Do You Save Things for Best?
I’m one of those people who buys something new, puts it in the wardrobe and keeps it ‘for best’. Only to bring it out a year or two later and find it’s either gone out of fashion or no longer fits. I’m also a rainy day saver, convinced that a catastrophe is awaiting around the corner. Therefore, I save coffee shop loyalty free drinks, supermarket club card points, beautiful notebooks and any spare cash for when/if that catastrophe ever happens.
However, my mindset is changing after reading, ‘Die With Zero’ by Bill Perkins. The book reiterates what we all know but rarely act upon: There are no pockets in shrouds and You can’t take it with you. It advocates spending/using things so that you die with as little surplus as possible. This means that you get to enjoy everything that you’ve ever worked for over the years.
Bill’s advice is equally relevant to billionaires and those of us of more modest means.

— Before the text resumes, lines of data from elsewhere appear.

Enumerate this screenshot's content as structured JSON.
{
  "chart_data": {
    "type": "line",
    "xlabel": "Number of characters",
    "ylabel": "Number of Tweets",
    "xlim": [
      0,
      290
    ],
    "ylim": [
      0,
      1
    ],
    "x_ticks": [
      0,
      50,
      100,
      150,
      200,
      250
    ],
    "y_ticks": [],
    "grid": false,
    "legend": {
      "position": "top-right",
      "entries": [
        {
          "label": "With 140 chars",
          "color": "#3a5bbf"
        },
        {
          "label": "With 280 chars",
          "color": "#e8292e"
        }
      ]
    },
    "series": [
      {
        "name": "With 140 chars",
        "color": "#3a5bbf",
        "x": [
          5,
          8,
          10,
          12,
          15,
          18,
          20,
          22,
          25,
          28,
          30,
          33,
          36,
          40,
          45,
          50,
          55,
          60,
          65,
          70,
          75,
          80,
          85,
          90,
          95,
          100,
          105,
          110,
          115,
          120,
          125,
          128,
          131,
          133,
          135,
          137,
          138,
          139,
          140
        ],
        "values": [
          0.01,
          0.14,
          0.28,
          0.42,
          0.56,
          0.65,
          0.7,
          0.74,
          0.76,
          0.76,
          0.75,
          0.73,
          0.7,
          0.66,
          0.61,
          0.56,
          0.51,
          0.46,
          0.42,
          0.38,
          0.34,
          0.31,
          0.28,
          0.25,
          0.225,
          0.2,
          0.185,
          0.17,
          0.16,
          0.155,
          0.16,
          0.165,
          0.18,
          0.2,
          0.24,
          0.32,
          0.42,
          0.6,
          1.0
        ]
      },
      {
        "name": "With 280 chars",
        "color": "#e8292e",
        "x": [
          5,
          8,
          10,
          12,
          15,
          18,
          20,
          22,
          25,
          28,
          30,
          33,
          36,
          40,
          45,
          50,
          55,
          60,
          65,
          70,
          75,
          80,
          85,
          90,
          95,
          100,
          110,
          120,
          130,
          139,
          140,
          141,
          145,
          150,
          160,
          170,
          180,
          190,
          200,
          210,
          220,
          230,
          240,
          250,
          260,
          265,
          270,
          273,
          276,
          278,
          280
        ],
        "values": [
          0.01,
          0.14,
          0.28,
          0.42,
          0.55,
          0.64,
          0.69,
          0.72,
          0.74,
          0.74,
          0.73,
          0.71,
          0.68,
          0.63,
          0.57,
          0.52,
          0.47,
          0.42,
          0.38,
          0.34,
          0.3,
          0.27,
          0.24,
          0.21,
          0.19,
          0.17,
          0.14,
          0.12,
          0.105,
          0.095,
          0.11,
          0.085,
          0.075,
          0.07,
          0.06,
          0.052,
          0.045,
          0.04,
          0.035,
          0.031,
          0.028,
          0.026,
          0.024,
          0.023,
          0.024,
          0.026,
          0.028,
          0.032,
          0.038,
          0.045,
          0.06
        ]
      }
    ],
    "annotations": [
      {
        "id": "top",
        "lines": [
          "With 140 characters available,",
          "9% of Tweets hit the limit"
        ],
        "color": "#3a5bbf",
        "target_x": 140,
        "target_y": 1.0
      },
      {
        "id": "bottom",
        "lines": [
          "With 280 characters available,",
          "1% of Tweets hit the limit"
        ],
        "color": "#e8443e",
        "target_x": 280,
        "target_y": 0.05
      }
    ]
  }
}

He advocates maximising expenditure on travel and other active experiences in our younger, healthier years instead of hoarding money until we are too old or ill to enjoy hill walking, skiing, sightseeing or whatever it is that we’d like to try. Bill also explains that just as our money earns interest when invested in the financial markets, it can also earn us interest when invested in experiences. This latter type of interest comes in the form of memories and the pleasure we get at looking at photos and souvenirs of those experiences, holidays, meals with friends etc. And this interest, like financial interest, benefits from compounding over time, i.e., the earlier in life we create a memory, the longer we have to enjoy looking back on it.

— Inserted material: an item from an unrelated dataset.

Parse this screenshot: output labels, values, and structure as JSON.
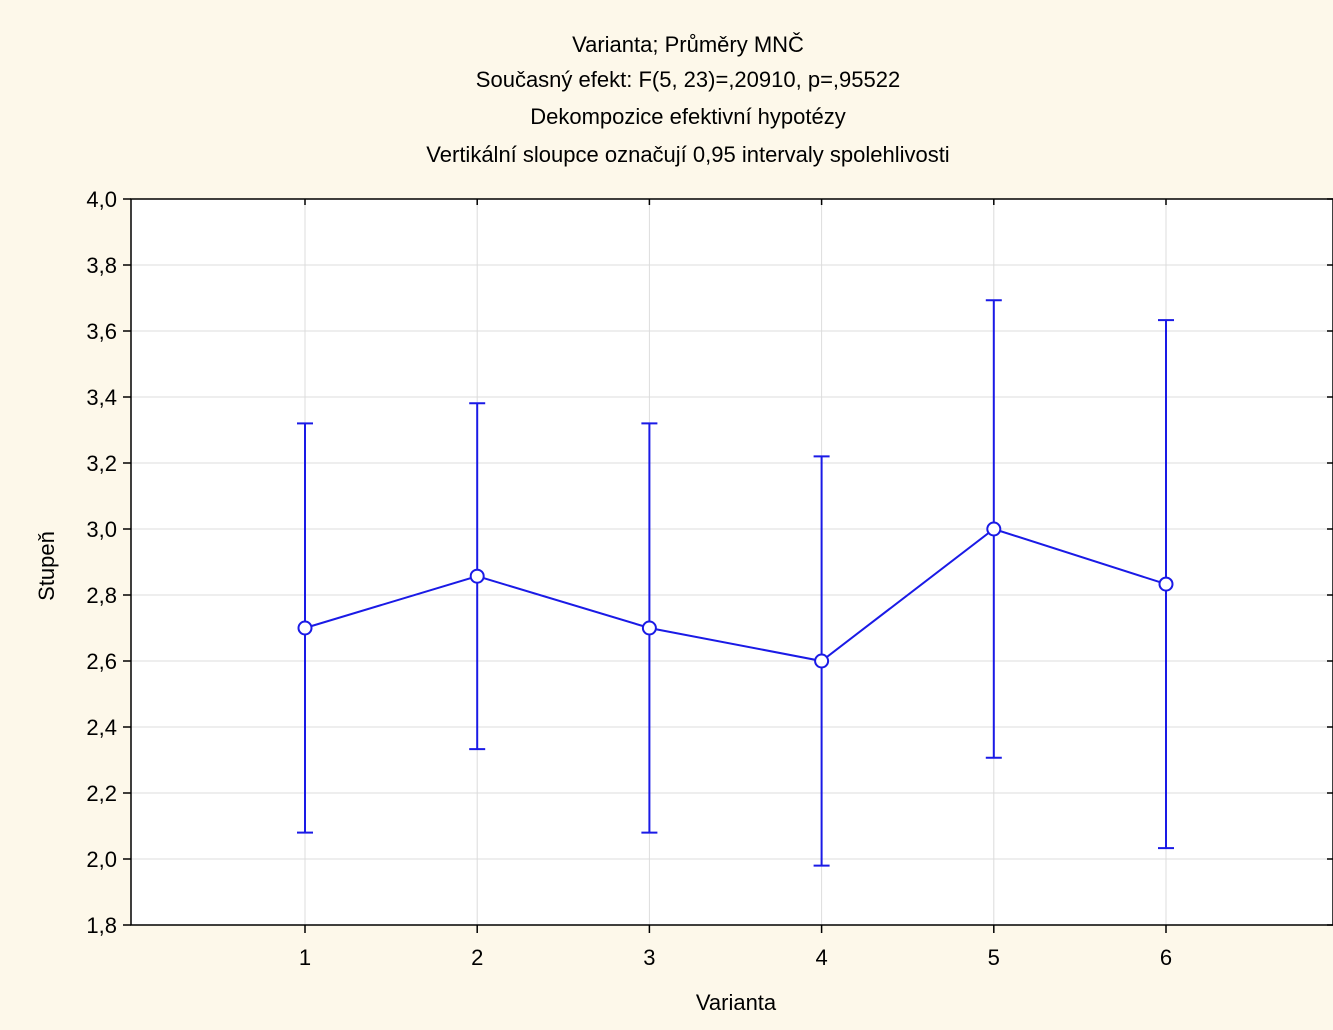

Following this spending mindset sounds mean if you have people to whom you’d like to bequeath money when you die but Bill Perkins has an answer to that. Generally, people are in the latter half of their lives, say 50+, when they lose both parents and thus inherit. By that time most people are financially solvent after working hard and with children grown up. The time that most of us could use some extra money is around age 30, when we are setting up home, starting a family and struggling on the career ladder. Therefore, Bill argues, it’s better to give money to your children when they need it most and you can enjoy seeing how it’s helping them, rather than waiting until you’re dead.

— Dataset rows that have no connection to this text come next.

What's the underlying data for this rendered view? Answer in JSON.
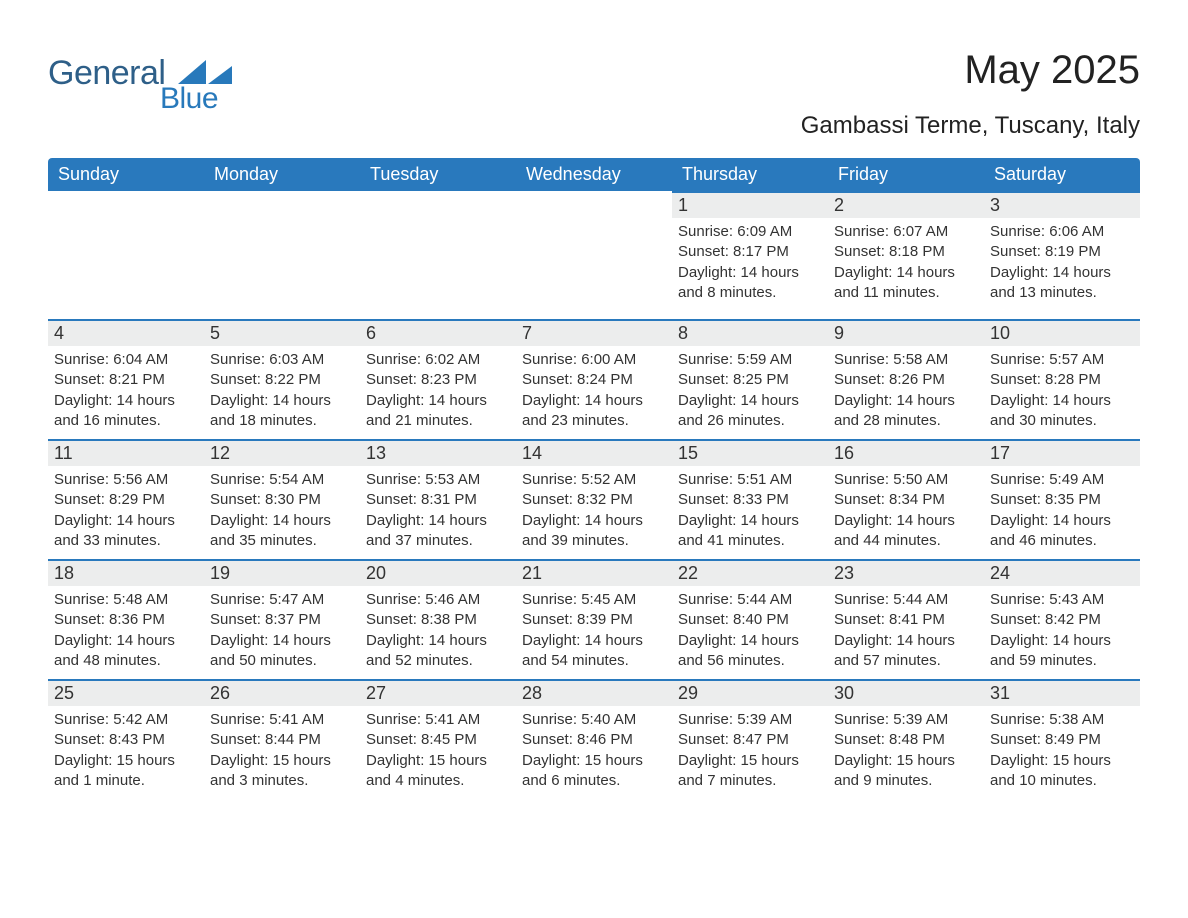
{
  "logo": {
    "word1": "General",
    "word2": "Blue",
    "accent_color": "#2879bb",
    "text_color": "#2e5f88"
  },
  "title": "May 2025",
  "location": "Gambassi Terme, Tuscany, Italy",
  "header_bg": "#2979bd",
  "header_fg": "#ffffff",
  "daynum_bg": "#eceded",
  "daynum_border": "#2979bd",
  "page_bg": "#ffffff",
  "text_color": "#333333",
  "font_family": "Arial, Helvetica, sans-serif",
  "day_headers": [
    "Sunday",
    "Monday",
    "Tuesday",
    "Wednesday",
    "Thursday",
    "Friday",
    "Saturday"
  ],
  "weeks": [
    [
      null,
      null,
      null,
      null,
      {
        "day": "1",
        "sunrise": "Sunrise: 6:09 AM",
        "sunset": "Sunset: 8:17 PM",
        "daylight1": "Daylight: 14 hours",
        "daylight2": "and 8 minutes."
      },
      {
        "day": "2",
        "sunrise": "Sunrise: 6:07 AM",
        "sunset": "Sunset: 8:18 PM",
        "daylight1": "Daylight: 14 hours",
        "daylight2": "and 11 minutes."
      },
      {
        "day": "3",
        "sunrise": "Sunrise: 6:06 AM",
        "sunset": "Sunset: 8:19 PM",
        "daylight1": "Daylight: 14 hours",
        "daylight2": "and 13 minutes."
      }
    ],
    [
      {
        "day": "4",
        "sunrise": "Sunrise: 6:04 AM",
        "sunset": "Sunset: 8:21 PM",
        "daylight1": "Daylight: 14 hours",
        "daylight2": "and 16 minutes."
      },
      {
        "day": "5",
        "sunrise": "Sunrise: 6:03 AM",
        "sunset": "Sunset: 8:22 PM",
        "daylight1": "Daylight: 14 hours",
        "daylight2": "and 18 minutes."
      },
      {
        "day": "6",
        "sunrise": "Sunrise: 6:02 AM",
        "sunset": "Sunset: 8:23 PM",
        "daylight1": "Daylight: 14 hours",
        "daylight2": "and 21 minutes."
      },
      {
        "day": "7",
        "sunrise": "Sunrise: 6:00 AM",
        "sunset": "Sunset: 8:24 PM",
        "daylight1": "Daylight: 14 hours",
        "daylight2": "and 23 minutes."
      },
      {
        "day": "8",
        "sunrise": "Sunrise: 5:59 AM",
        "sunset": "Sunset: 8:25 PM",
        "daylight1": "Daylight: 14 hours",
        "daylight2": "and 26 minutes."
      },
      {
        "day": "9",
        "sunrise": "Sunrise: 5:58 AM",
        "sunset": "Sunset: 8:26 PM",
        "daylight1": "Daylight: 14 hours",
        "daylight2": "and 28 minutes."
      },
      {
        "day": "10",
        "sunrise": "Sunrise: 5:57 AM",
        "sunset": "Sunset: 8:28 PM",
        "daylight1": "Daylight: 14 hours",
        "daylight2": "and 30 minutes."
      }
    ],
    [
      {
        "day": "11",
        "sunrise": "Sunrise: 5:56 AM",
        "sunset": "Sunset: 8:29 PM",
        "daylight1": "Daylight: 14 hours",
        "daylight2": "and 33 minutes."
      },
      {
        "day": "12",
        "sunrise": "Sunrise: 5:54 AM",
        "sunset": "Sunset: 8:30 PM",
        "daylight1": "Daylight: 14 hours",
        "daylight2": "and 35 minutes."
      },
      {
        "day": "13",
        "sunrise": "Sunrise: 5:53 AM",
        "sunset": "Sunset: 8:31 PM",
        "daylight1": "Daylight: 14 hours",
        "daylight2": "and 37 minutes."
      },
      {
        "day": "14",
        "sunrise": "Sunrise: 5:52 AM",
        "sunset": "Sunset: 8:32 PM",
        "daylight1": "Daylight: 14 hours",
        "daylight2": "and 39 minutes."
      },
      {
        "day": "15",
        "sunrise": "Sunrise: 5:51 AM",
        "sunset": "Sunset: 8:33 PM",
        "daylight1": "Daylight: 14 hours",
        "daylight2": "and 41 minutes."
      },
      {
        "day": "16",
        "sunrise": "Sunrise: 5:50 AM",
        "sunset": "Sunset: 8:34 PM",
        "daylight1": "Daylight: 14 hours",
        "daylight2": "and 44 minutes."
      },
      {
        "day": "17",
        "sunrise": "Sunrise: 5:49 AM",
        "sunset": "Sunset: 8:35 PM",
        "daylight1": "Daylight: 14 hours",
        "daylight2": "and 46 minutes."
      }
    ],
    [
      {
        "day": "18",
        "sunrise": "Sunrise: 5:48 AM",
        "sunset": "Sunset: 8:36 PM",
        "daylight1": "Daylight: 14 hours",
        "daylight2": "and 48 minutes."
      },
      {
        "day": "19",
        "sunrise": "Sunrise: 5:47 AM",
        "sunset": "Sunset: 8:37 PM",
        "daylight1": "Daylight: 14 hours",
        "daylight2": "and 50 minutes."
      },
      {
        "day": "20",
        "sunrise": "Sunrise: 5:46 AM",
        "sunset": "Sunset: 8:38 PM",
        "daylight1": "Daylight: 14 hours",
        "daylight2": "and 52 minutes."
      },
      {
        "day": "21",
        "sunrise": "Sunrise: 5:45 AM",
        "sunset": "Sunset: 8:39 PM",
        "daylight1": "Daylight: 14 hours",
        "daylight2": "and 54 minutes."
      },
      {
        "day": "22",
        "sunrise": "Sunrise: 5:44 AM",
        "sunset": "Sunset: 8:40 PM",
        "daylight1": "Daylight: 14 hours",
        "daylight2": "and 56 minutes."
      },
      {
        "day": "23",
        "sunrise": "Sunrise: 5:44 AM",
        "sunset": "Sunset: 8:41 PM",
        "daylight1": "Daylight: 14 hours",
        "daylight2": "and 57 minutes."
      },
      {
        "day": "24",
        "sunrise": "Sunrise: 5:43 AM",
        "sunset": "Sunset: 8:42 PM",
        "daylight1": "Daylight: 14 hours",
        "daylight2": "and 59 minutes."
      }
    ],
    [
      {
        "day": "25",
        "sunrise": "Sunrise: 5:42 AM",
        "sunset": "Sunset: 8:43 PM",
        "daylight1": "Daylight: 15 hours",
        "daylight2": "and 1 minute."
      },
      {
        "day": "26",
        "sunrise": "Sunrise: 5:41 AM",
        "sunset": "Sunset: 8:44 PM",
        "daylight1": "Daylight: 15 hours",
        "daylight2": "and 3 minutes."
      },
      {
        "day": "27",
        "sunrise": "Sunrise: 5:41 AM",
        "sunset": "Sunset: 8:45 PM",
        "daylight1": "Daylight: 15 hours",
        "daylight2": "and 4 minutes."
      },
      {
        "day": "28",
        "sunrise": "Sunrise: 5:40 AM",
        "sunset": "Sunset: 8:46 PM",
        "daylight1": "Daylight: 15 hours",
        "daylight2": "and 6 minutes."
      },
      {
        "day": "29",
        "sunrise": "Sunrise: 5:39 AM",
        "sunset": "Sunset: 8:47 PM",
        "daylight1": "Daylight: 15 hours",
        "daylight2": "and 7 minutes."
      },
      {
        "day": "30",
        "sunrise": "Sunrise: 5:39 AM",
        "sunset": "Sunset: 8:48 PM",
        "daylight1": "Daylight: 15 hours",
        "daylight2": "and 9 minutes."
      },
      {
        "day": "31",
        "sunrise": "Sunrise: 5:38 AM",
        "sunset": "Sunset: 8:49 PM",
        "daylight1": "Daylight: 15 hours",
        "daylight2": "and 10 minutes."
      }
    ]
  ]
}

The big hurdle to all this is knowing how long you are going to live, so that you can ensure that you don’t spend/gift too much money too soon and end up at zero but with several years of life remaining. The book suggests using one of the many online life expectancy calculators to estimate how long you might reasonably have left or some financial advisors suggest using the age of 90.
Most people probably come to this book later in life – but, in order to grow the compound interest on those experience investments, reading the book at an earlier age is recommended. However, as in my case, better late than never.
And tomorrow I’m going to start wearing the things in my wardrobe which still have labels on!